Dipati Ukur; Pahlawan Anti-Kolonisasi Tanah Sunda [36]: Jatina Nagara, Sarang Ular dan Buaya

oleh -797 Dilihat
oleh
Di sarang ular dan buaya itulah kini wadya bala Sumedang-Ukur terpojok dan bermarkas
Di sarang ular dan buaya itulah kini wadya bala Sumedang-Ukur terpojok dan bermarkas

Balebandung.com – Umbul Tarogong menyentak tali kekang kudanya, menerjang ke depan menyambut serbuan pasukan Kompeni. Golok panjang ramping yang digenggamnya mengarah ke depan, siap menembus tubuh musuh. Begitu tiba di tengah-tengah para penyerbu tangannya sibuk membabat, menusuk, menjatuhkan sekian banyak pasukan musuh dalam sekali gebrak.

Dari sisi kanan Umbul Majalaya melompat menjatuhkan diri dari kuda dan langsung menyerbu pasukan Kompeni yang datang menyerang. Di tangannya tergenggam tombak bergagang pendek dengan kepala kujang yang secepat itu pula telah merah oleh darah. Ujung kujangnya kemudian berputar-putar membabat beberapa orang Cina yang merasa jumawa bisa merobohkannya. Alih-alih Umbul Majalaya, justru orang-orang bayaran bertaucang itu yang bergiliran kelejotan meregang nyawa.

Umbul Majalaya memutar tombak berujung kujangnya ke kanan, mengiringi putaran tubuhnya yang gesit. Terdengar tiga jeritan, menandakan tiga nyawa segera perlaya. Namun tak lama terdengar gelegar tembakan hanya berjarak dua meter dari tubuh Umbul Majalaya yang bergerak gesit laksana walet. Tampak dada Umbul seolah meledak memuncratkan darah.
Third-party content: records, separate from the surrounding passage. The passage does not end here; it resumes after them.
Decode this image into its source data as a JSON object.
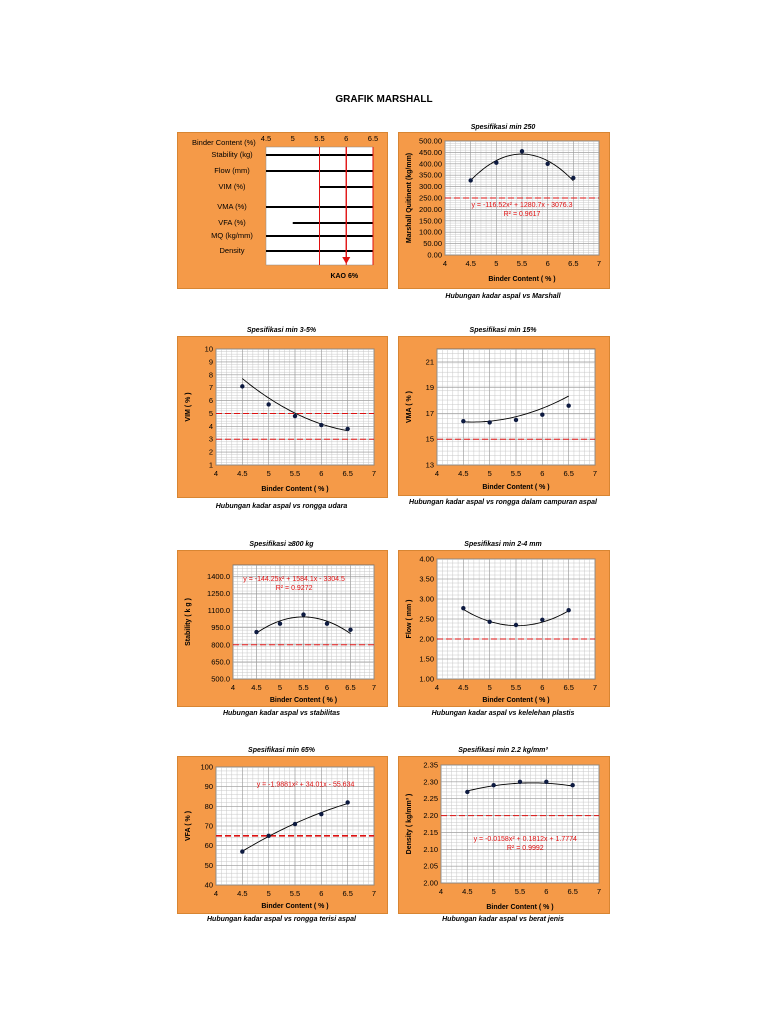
{
  "page": {
    "title": "GRAFIK MARSHALL"
  },
  "summary": {
    "header_label": "Binder Content (%)",
    "x_values": [
      "4.5",
      "5",
      "5.5",
      "6",
      "6.5"
    ],
    "rows": [
      {
        "label": "Stability (kg)",
        "range": [
          4.5,
          6.5
        ]
      },
      {
        "label": "Flow  (mm)",
        "range": [
          4.5,
          6.5
        ]
      },
      {
        "label": "VIM    (%)",
        "range": [
          5.5,
          6.5
        ]
      },
      {
        "label": "VMA (%)",
        "range": [
          4.5,
          6.5
        ]
      },
      {
        "label": "VFA (%)",
        "range": [
          5.0,
          6.5
        ]
      },
      {
        "label": "MQ (kg/mm)",
        "range": [
          4.5,
          6.5
        ]
      },
      {
        "label": "Density",
        "range": [
          4.5,
          6.5
        ]
      }
    ],
    "red_lines": [
      5.5,
      6.0,
      6.5
    ],
    "kao_label": "KAO 6%",
    "kao_value": 6.0
  },
  "chart_data": [
    {
      "id": "marshall",
      "type": "scatter",
      "spec": "Spesifikasi min 250",
      "caption": "Hubungan kadar aspal vs Marshall",
      "xlabel": "Binder Content ( % )",
      "ylabel": "Marshall Quitinent (kg/mm)",
      "x": [
        4.5,
        5.0,
        5.5,
        6.0,
        6.5
      ],
      "y": [
        327,
        405,
        455,
        400,
        338
      ],
      "xlim": [
        4,
        7
      ],
      "ylim": [
        0,
        500
      ],
      "ystep": 50,
      "ydec": 2,
      "spec_line": 250,
      "fit": [
        -116.52,
        1280.7,
        -3076.3
      ],
      "equation": "y = -116.52x² + 1280.7x - 3076.3",
      "r2": "R² = 0.9617",
      "eq_pos": [
        5.5,
        210
      ],
      "grid": true
    },
    {
      "id": "vim",
      "type": "scatter",
      "spec": "Spesifikasi min 3-5%",
      "caption": "Hubungan kadar aspal vs rongga udara",
      "xlabel": "Binder Content ( % )",
      "ylabel": "VIM ( % )",
      "x": [
        4.5,
        5.0,
        5.5,
        6.0,
        6.5
      ],
      "y": [
        7.1,
        5.7,
        4.8,
        4.1,
        3.8
      ],
      "xlim": [
        4,
        7
      ],
      "ylim": [
        1,
        10
      ],
      "ystep": 1,
      "ydec": 0,
      "spec_line": [
        5,
        3
      ],
      "fit": [
        0.66,
        -9.28,
        36.1
      ],
      "equation": "",
      "r2": "",
      "grid": true
    },
    {
      "id": "vma",
      "type": "scatter",
      "spec": "Spesifikasi min 15%",
      "caption": "Hubungan kadar aspal vs rongga dalam campuran aspal",
      "xlabel": "Binder Content ( % )",
      "ylabel": "VMA ( % )",
      "x": [
        4.5,
        5.0,
        5.5,
        6.0,
        6.5
      ],
      "y": [
        16.4,
        16.3,
        16.5,
        16.9,
        17.6
      ],
      "xlim": [
        4,
        7
      ],
      "ylim": [
        13,
        22
      ],
      "ystep": 2,
      "ydec": 0,
      "spec_line": 15,
      "fit": [
        0.6,
        -5.6,
        29.4
      ],
      "equation": "",
      "r2": "",
      "grid": true
    },
    {
      "id": "stability",
      "type": "scatter",
      "spec": "Spesifikasi ≥800 kg",
      "caption": "Hubungan kadar aspal vs stabilitas",
      "xlabel": "Binder Content ( % )",
      "ylabel": "Stability ( k g )",
      "x": [
        4.5,
        5.0,
        5.5,
        6.0,
        6.5
      ],
      "y": [
        912,
        985,
        1065,
        985,
        932
      ],
      "xlim": [
        4,
        7
      ],
      "ylim": [
        500,
        1500
      ],
      "ystep": 150,
      "ydec": 1,
      "spec_line": 800,
      "fit": [
        -144.25,
        1584.1,
        -3304.5
      ],
      "equation": "y = -144.25x² + 1584.1x - 3304.5",
      "r2": "R² = 0.9272",
      "eq_pos": [
        5.3,
        1360
      ],
      "grid": true
    },
    {
      "id": "flow",
      "type": "scatter",
      "spec": "Spesifikasi min 2-4 mm",
      "caption": "Hubungan kadar aspal vs kelelehan plastis",
      "xlabel": "Binder Content ( % )",
      "ylabel": "Flow ( mm )",
      "x": [
        4.5,
        5.0,
        5.5,
        6.0,
        6.5
      ],
      "y": [
        2.77,
        2.43,
        2.35,
        2.48,
        2.72
      ],
      "xlim": [
        4,
        7
      ],
      "ylim": [
        1,
        4
      ],
      "ystep": 0.5,
      "ydec": 2,
      "spec_line": 2,
      "fit": [
        0.389,
        -4.297,
        14.2
      ],
      "equation": "",
      "r2": "",
      "grid": true
    },
    {
      "id": "vfa",
      "type": "scatter",
      "spec": "Spesifikasi min 65%",
      "caption": "Hubungan kadar aspal vs rongga terisi aspal",
      "xlabel": "Binder Content ( % )",
      "ylabel": "VFA ( % )",
      "x": [
        4.5,
        5.0,
        5.5,
        6.0,
        6.5
      ],
      "y": [
        57,
        65,
        71,
        76,
        82
      ],
      "xlim": [
        4,
        7
      ],
      "ylim": [
        40,
        100
      ],
      "ystep": 10,
      "ydec": 0,
      "spec_line": 65,
      "fit": [
        -1.9881,
        34.01,
        -55.634
      ],
      "equation": "y = -1.9881x² + 34.01x - 55.634",
      "r2": "",
      "eq_pos": [
        5.7,
        90
      ],
      "grid": true
    },
    {
      "id": "density",
      "type": "scatter",
      "spec": "Spesifikasi min 2.2 kg/mm³",
      "caption": "Hubungan kadar aspal vs berat jenis",
      "xlabel": "Binder Content ( % )",
      "ylabel": "Density  ( kg/mm³ )",
      "x": [
        4.5,
        5.0,
        5.5,
        6.0,
        6.5
      ],
      "y": [
        2.27,
        2.29,
        2.3,
        2.3,
        2.29
      ],
      "xlim": [
        4,
        7
      ],
      "ylim": [
        2,
        2.35
      ],
      "ystep": 0.05,
      "ydec": 2,
      "spec_line": 2.2,
      "fit": [
        -0.0158,
        0.1812,
        1.7774
      ],
      "equation": "y = -0.0158x² + 0.1812x + 1.7774",
      "r2": "R² = 0.9992",
      "eq_pos": [
        5.6,
        2.125
      ],
      "grid": true
    }
  ]
}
Sebentar Umbul Majalaya terdiam, tegak seolah mengumpulkan segenap kekuatannya. Dengan teriakan mengguntur ia babatkan tombaknya memutar, membuat luka sabetan dalam di wajah dua orang serdadu Kompeni asal Bali. “Nagri Sunda, jaya di buana!” Teriaknya bercampur serak. Bersamaan dengan terjungkalnya dua orang budak Kompeni itu, tubuh Umbul Majalaya pun perlahan menggelosor ke tanah, kehilangan nyawa tempatnya bertumpu.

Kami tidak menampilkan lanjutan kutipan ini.